As your business develops, there can be advantages to restructuring as a limited company. However, incorporation is not for everyone, explains David O’Connor.
For sole traders, restructuring your business as a limited company can be an attractive option, particularly if you are in the higher income tax bracket or if you need to raise funds to grow your business. However, it is important to take professional advice as incorporation may not necessarily be the best, or the only option, to consider.
Advantages of Incorporation
Tax is usually cited as the main advantage when forming a limited liability company.
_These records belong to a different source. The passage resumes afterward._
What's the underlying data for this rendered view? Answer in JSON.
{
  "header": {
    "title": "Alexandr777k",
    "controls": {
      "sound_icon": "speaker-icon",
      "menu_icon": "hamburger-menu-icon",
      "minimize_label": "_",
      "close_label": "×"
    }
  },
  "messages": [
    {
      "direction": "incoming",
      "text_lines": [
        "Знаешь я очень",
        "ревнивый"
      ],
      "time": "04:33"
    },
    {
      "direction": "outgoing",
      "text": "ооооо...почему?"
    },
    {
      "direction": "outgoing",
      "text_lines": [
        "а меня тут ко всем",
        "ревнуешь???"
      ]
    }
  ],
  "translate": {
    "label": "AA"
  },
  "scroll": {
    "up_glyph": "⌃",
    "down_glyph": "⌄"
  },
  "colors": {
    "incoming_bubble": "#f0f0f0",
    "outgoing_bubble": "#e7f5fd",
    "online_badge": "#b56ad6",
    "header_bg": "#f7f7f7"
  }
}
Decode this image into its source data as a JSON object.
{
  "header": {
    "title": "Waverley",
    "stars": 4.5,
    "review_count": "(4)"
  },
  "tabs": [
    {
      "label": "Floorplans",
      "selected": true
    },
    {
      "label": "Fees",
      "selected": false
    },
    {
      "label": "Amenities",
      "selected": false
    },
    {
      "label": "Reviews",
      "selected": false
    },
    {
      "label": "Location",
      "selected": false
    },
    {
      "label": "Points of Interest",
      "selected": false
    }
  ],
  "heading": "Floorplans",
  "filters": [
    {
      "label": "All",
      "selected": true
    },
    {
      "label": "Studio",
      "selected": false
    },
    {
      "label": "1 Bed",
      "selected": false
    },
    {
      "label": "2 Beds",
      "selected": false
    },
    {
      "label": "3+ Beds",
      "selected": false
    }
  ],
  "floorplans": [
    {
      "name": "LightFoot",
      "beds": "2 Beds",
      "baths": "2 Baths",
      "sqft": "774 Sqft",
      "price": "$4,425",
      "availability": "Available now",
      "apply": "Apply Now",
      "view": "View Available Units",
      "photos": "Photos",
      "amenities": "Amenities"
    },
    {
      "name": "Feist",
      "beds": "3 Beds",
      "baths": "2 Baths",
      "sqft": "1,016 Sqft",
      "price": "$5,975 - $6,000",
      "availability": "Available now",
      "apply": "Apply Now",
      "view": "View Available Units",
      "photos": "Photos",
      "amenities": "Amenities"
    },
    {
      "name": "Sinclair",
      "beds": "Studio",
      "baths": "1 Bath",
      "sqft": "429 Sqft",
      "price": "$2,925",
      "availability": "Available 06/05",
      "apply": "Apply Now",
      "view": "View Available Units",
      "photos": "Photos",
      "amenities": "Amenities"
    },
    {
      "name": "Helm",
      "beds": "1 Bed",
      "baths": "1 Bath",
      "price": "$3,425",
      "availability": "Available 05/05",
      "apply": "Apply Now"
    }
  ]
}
This is because companies pay 12.5 percent corporation tax on their trading profits whereas a sole trader’s profits are taxed at the marginal income tax rate plus USC and PRSI. While the directors and shareholders of the company must still pay income tax, they can limit their earnings so that they are taxed at the lower income tax rate, leaving any remaining profits in the company to fund future development or be extracted at a later date.
Other advantages of incorporation include:
- A company is a separate legal entity. This means that, with some exceptions, where the company incurs a liability, the liability rests with the limited liability company rather than with the directors and shareholders.
- The liability of company shareholders (with the exception of unlimited companies) is limited to the amount they paid for the shares whereas for sole traders there is no limit on their personal liability for the debts of the business.
- Company pension contributions enjoy greater tax advantages than self-employed pension plans.
- Companies have greater flexibility to when it comes to remuneration. For example, they can reward directors and shareholders by way of salary, directors’ fees and dividends.
- Companies can pay business expenses to employees and directors at civil service rates whereas sole traders can only claim for the actual expenses incurred.
- Companies have the ability to raise finance by issuing shares and are more attractive to investors because of their limited liability.
Disadvantages of Incorporation
A disadvantage of incorporation is that companies have additional reporting and filing obligations and directors can be prosecuted for failing to comply with company law.
Loss of confidentiality can be a concern for some businesses as certain company information is publicly available through the Companies Registration Office.
Another issue is that incorporation can sometimes have an adverse tax impact, especially for businesses with trading profits below a certain threshold. Therefore, unless there are other compelling reasons, incorporation is generally not advisable for these businesses.
There are also anti-avoidance measures in place to counter situations where the main motive behind a transaction is avoidance of tax.
For certain businesses, alternatives to incorporation may be worth considering. Farm businesses, for example, should weigh the advantages of partnership and/or succession partnership before deciding to incorporate.
Having considered the options and taken appropriate professional advice, if you decide to proceed with forming a limited company, there will be a number of practical issues to address. These include transferring assets, property, insurance, utilities and contracts to the company, setting up new bank accounts, advising creditors and debtors of the change, revising employee contracts, notifying Revenue and registering the directors as employees, updating licences, and ordering new stationery.
Changing your structure is a major business decision and professional advice should always be obtained. It is important to consider not just immediate needs, but also your long term plans, including your succession plan. While forming a limited company can be the right choice for many businesses, it is not for everyone.